No sólo por la ciudad de México andaba esta mujer extraña, sino que se le veía en varias poblaciones del reino. Atravesaba, blanca y doliente, por los campos solitarios; ante su presencia se espantaba el ganado, corría la desbandada como si lo persiguiesen; a lo largo de los caminos llenos de luna, pasaba su grito; escuchabase su quejumbre lastimera entre el vasto rumor de mar de los árboles de los bosques; se la miraba cruzar, llena de desesperación, por la aridez de los cerros; la habían visto echada al pie de las cruces que se alzaban en montañas y senderos; caminaba por veredas desviadas, y sentábase en una peña a sollozar; salía misteriosa, de las grutas, de las cuevas en que vivían las feroces animalias del monte; caminaba lenta por las orillas de los ríos, sumando sus gemidos con el rumor sin fin del agua.

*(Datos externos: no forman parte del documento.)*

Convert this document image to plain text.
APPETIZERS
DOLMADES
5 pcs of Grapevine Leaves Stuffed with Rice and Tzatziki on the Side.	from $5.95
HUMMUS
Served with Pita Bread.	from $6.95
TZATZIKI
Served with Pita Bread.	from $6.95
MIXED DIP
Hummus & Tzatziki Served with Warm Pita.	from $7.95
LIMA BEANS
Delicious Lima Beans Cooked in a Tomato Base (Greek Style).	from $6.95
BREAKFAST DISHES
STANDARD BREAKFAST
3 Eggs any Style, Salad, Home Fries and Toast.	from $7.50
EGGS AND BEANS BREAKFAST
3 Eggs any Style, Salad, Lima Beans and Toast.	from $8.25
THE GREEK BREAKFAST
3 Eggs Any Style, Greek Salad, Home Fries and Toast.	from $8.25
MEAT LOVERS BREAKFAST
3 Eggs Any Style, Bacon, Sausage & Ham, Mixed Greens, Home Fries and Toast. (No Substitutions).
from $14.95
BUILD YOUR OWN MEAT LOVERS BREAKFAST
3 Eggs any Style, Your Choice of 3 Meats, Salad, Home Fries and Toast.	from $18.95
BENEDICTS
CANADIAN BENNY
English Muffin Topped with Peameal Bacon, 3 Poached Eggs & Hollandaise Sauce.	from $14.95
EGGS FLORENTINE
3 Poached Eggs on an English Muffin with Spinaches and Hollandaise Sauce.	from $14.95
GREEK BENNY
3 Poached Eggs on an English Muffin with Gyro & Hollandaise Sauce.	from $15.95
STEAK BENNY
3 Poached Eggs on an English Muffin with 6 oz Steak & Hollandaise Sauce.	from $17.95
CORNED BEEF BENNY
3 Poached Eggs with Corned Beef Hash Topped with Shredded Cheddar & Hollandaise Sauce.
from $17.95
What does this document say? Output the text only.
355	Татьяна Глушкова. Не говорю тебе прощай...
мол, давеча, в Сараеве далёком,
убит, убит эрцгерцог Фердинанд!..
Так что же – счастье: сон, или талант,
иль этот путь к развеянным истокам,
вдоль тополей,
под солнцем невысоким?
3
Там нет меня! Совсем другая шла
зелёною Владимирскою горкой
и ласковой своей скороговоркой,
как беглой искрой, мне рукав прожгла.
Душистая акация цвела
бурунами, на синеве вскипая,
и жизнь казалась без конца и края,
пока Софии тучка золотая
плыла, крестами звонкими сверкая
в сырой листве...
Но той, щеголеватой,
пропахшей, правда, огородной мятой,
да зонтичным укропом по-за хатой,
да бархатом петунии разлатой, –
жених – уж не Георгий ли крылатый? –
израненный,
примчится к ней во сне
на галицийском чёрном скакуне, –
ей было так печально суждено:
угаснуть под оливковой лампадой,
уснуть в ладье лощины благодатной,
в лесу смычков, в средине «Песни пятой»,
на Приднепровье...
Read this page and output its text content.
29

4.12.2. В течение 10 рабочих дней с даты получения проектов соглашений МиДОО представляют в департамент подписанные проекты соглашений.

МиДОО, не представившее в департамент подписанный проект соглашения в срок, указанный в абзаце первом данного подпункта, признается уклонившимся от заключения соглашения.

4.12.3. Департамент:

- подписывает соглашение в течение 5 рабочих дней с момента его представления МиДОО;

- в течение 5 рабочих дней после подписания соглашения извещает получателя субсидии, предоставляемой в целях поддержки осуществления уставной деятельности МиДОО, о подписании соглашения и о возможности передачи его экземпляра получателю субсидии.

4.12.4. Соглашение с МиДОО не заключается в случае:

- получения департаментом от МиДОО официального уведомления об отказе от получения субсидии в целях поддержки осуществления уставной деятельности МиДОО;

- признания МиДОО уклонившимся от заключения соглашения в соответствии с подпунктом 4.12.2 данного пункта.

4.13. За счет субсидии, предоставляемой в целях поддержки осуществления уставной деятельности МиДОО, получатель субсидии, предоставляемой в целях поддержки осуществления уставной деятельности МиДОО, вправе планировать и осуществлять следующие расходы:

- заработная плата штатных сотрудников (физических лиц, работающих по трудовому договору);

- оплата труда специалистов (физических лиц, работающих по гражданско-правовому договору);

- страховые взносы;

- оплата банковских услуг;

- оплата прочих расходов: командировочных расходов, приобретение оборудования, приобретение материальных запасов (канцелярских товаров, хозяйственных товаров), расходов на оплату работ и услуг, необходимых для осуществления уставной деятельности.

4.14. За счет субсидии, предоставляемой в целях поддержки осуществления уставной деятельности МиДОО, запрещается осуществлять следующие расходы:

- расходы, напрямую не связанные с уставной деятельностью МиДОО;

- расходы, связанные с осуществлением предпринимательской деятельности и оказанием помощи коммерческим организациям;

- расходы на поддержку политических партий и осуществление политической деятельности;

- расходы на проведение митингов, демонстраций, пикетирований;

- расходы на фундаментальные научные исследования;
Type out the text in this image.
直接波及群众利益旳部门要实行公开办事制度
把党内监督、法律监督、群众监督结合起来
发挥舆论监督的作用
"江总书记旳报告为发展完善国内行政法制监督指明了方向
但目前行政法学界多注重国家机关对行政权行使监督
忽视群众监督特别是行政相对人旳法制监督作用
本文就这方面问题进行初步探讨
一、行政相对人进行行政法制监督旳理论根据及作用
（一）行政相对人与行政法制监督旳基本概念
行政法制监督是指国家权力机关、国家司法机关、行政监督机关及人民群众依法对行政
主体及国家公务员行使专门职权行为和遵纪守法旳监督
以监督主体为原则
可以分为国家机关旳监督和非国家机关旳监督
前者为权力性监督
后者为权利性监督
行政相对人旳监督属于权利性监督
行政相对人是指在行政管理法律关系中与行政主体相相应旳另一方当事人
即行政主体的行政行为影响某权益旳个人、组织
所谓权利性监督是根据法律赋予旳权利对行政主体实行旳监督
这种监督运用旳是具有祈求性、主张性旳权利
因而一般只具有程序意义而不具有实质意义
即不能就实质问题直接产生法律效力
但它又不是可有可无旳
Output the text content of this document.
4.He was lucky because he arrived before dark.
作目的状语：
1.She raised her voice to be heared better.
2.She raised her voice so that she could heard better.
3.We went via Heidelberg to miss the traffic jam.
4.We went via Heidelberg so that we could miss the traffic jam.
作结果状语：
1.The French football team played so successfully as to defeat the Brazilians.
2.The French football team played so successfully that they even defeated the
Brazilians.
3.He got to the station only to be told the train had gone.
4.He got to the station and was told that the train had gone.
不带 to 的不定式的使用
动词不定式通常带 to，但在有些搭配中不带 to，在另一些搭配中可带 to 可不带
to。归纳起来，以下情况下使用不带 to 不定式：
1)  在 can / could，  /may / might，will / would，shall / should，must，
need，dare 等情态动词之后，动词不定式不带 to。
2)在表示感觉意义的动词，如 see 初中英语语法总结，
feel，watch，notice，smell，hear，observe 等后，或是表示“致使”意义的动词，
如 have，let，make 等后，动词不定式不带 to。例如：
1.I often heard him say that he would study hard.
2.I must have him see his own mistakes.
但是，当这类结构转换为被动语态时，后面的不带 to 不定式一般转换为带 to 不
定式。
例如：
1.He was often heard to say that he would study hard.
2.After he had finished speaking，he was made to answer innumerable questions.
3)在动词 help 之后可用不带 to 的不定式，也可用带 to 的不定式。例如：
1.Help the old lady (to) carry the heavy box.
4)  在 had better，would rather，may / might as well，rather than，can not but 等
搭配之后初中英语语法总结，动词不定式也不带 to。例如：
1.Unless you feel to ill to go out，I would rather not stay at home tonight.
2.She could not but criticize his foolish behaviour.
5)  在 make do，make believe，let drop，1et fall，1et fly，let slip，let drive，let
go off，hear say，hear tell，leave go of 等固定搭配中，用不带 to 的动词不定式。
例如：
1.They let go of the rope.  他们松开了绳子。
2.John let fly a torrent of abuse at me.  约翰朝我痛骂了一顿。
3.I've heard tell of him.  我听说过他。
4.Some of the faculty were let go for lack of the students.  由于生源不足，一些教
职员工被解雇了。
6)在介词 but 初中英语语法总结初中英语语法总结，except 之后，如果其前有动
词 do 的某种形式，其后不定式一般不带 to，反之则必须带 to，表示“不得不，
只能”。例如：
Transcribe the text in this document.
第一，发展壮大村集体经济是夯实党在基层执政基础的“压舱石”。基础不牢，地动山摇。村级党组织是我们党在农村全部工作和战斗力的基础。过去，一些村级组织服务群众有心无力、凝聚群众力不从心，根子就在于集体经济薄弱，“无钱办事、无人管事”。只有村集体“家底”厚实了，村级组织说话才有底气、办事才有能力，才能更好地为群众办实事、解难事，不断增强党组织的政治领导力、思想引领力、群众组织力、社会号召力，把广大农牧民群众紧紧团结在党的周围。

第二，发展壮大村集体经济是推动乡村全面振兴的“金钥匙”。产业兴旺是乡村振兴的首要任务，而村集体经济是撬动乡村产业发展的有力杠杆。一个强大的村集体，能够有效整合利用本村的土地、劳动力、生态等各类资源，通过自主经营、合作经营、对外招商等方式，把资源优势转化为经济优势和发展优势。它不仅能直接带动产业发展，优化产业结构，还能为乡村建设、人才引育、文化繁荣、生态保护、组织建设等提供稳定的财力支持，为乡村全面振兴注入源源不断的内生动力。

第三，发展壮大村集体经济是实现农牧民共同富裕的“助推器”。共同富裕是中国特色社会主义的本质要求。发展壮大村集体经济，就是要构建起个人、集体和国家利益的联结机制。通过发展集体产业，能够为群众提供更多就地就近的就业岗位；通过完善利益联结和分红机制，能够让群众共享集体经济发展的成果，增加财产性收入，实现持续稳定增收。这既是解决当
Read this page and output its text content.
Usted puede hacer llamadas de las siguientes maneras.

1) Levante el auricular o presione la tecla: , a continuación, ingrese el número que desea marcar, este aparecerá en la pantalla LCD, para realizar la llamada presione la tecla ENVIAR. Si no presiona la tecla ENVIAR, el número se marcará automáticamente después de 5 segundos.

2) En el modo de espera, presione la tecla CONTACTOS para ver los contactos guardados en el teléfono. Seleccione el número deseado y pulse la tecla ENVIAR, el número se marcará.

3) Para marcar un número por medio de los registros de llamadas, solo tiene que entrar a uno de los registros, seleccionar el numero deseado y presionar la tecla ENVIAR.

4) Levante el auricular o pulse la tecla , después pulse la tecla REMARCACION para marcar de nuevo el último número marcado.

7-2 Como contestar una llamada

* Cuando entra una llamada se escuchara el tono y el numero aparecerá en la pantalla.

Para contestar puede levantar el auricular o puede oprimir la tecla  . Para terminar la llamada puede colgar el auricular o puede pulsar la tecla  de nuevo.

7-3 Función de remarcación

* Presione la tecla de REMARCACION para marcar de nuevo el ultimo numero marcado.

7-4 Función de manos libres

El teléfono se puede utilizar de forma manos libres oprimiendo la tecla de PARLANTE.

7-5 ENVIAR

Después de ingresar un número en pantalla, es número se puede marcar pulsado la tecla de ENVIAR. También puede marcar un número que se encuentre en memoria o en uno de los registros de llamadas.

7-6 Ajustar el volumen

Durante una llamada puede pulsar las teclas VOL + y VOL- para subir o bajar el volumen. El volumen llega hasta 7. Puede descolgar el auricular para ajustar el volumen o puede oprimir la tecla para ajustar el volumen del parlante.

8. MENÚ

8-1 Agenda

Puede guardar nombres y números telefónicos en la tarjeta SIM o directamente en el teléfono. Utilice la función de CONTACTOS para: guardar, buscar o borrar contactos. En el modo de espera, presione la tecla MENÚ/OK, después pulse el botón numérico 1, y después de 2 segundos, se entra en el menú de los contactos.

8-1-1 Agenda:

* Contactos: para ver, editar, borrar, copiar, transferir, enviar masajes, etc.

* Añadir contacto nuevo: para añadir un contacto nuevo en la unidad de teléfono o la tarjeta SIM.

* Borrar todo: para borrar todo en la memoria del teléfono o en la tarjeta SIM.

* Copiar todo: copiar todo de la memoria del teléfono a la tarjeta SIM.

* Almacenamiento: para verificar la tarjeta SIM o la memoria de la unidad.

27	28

Esta conseja es antiquísima en México; existía ya cuando los conquistadores entraron en la gran Tenochtitlan de Moctezuma, pues fray Bernardino de Sahagún al hablar de la diosa Cihuacoatl, en el capítulo IV, del libro I de su Historia General de las cosas de Nueva España, escribe "que aparecía muchas veces como una señora compuesta con unos atavíos como se usan en Palacio; decían también que de noche voceaba y bramaba en el aire... Los atavíos con que esta mujer aparecía eran blancos, y los cabellos los tocaba de tal manera que tenía como unos cornezuelos cruzados sobre la frente", y en el libro XI pone, además, al en numerar los agüeros con los que se anunció en México la llegada de los españoles y la destrucción de la ciudad azteca, que el sexto pronóstico fue "que de noche se oyeran voces muchas como de una mujer que angustiada y con lloro decía: ¡Oh, hijos míos, que ya ha llegado vuestra destrucción! Y otras veces decía: ¡Oh, hijos míos¡, ¿dónde os llevaré para que no os acabéis de perder?"

Hasta los primeros años del siglo XVII anduvo la Llorona por las calles y campos de México; después desapareció para siempre y no se volvió a oír su gemido largo y angustioso en la quietud de las noches.